Le Club UNESCO à la rencontre de Gaston Kaboré

décembre 5, 2013 dans 6ème, CDI, Club UNESCO, Ecole ouverte, Liaison écoles primaires - collège, Sorties - Voyages

Rabi

 

 

 

 

 

 

Le mercredi 27 novembre, les membres du  Club UNESCO avaient rendez-vous à 14h30 précises au cinéma Le Méliès pour visionner le film Rabi, réalisé en 1991 par le cinéaste burkinabé, Gaston Kaboré.

Que raconte le film ? Rabi est un jeune garçon de 10 ans qui vit avec sa famille dans un village de brousse. Son avenir est tout tracé : il deviendra forgeron, comme son  père. Un jour, celui-ci lui rapporte une tortue qui a manqué  le faire tomber de son vélo. Rabi oublie alors son travail d’apprenti forgeron pour s’occuper entièrement de l’animal. Irrité par l’attitude de son fils, le père décide de rendre sa liberté à la tortue.  Rabi est inconsolable. Pugsa, le sage du village, touché par son chagrin, lui offre une nouvelle tortue, énorme cette fois. Le jeune garçon tente de la domestiquer en lui infligeant des mauvais traitements et  l’animal devient pour ses camarades un objet de moqueries.

Grâce à Pugsa, Rabi va apprendre le respect de la nature et de la vie, tout simplement.

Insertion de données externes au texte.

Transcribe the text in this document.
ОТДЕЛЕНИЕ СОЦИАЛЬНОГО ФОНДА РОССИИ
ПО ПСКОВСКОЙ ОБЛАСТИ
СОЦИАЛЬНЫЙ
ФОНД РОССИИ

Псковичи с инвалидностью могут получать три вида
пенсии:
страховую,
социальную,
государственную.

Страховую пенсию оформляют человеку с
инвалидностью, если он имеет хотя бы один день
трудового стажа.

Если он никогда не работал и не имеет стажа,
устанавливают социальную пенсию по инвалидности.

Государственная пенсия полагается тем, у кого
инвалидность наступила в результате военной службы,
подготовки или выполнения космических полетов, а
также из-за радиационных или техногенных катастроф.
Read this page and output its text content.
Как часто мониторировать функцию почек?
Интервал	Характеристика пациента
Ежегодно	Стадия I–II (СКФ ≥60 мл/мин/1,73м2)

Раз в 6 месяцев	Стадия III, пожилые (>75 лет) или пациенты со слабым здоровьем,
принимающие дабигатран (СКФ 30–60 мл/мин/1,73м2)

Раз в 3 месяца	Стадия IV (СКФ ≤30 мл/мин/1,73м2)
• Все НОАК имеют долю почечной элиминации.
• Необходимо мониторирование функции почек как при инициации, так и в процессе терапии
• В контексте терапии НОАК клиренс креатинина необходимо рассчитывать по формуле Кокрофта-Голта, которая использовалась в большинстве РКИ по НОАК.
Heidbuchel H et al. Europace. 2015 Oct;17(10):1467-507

Cette belle fable écologique, qui donne à voir une société très éloignée de ce que l’on connaît, qui vit au rythme lent des saisons et de la nature, nous parle de transmission de valeurs fondamentales : le sens de la responsabilité, l’exercice de la liberté individuelle, la préservation de tout ce qui nous entoure…

 

Gaston Kaboré (à gauche) et Maxime Djeudjé

Gaston Kaboré (à gauche) et Maxime Djeudjé

 

Nous avons eu l’immense privilège que Gaston Kaboré assiste à la séance de cinéma et réponde, après la projection de son film, aux nombreuses questions du jeune public.

Ainsi, nous avons appris que Rabi est un film de commande, financée par la BBC, désireuse de favoriser le regard croisé de plusieurs cinéastes sur le thème de l’environnement. Le tournage a duré 9 semaines dans un village traditionnel situé à une trentaine de kilomètres de Ouagadougou.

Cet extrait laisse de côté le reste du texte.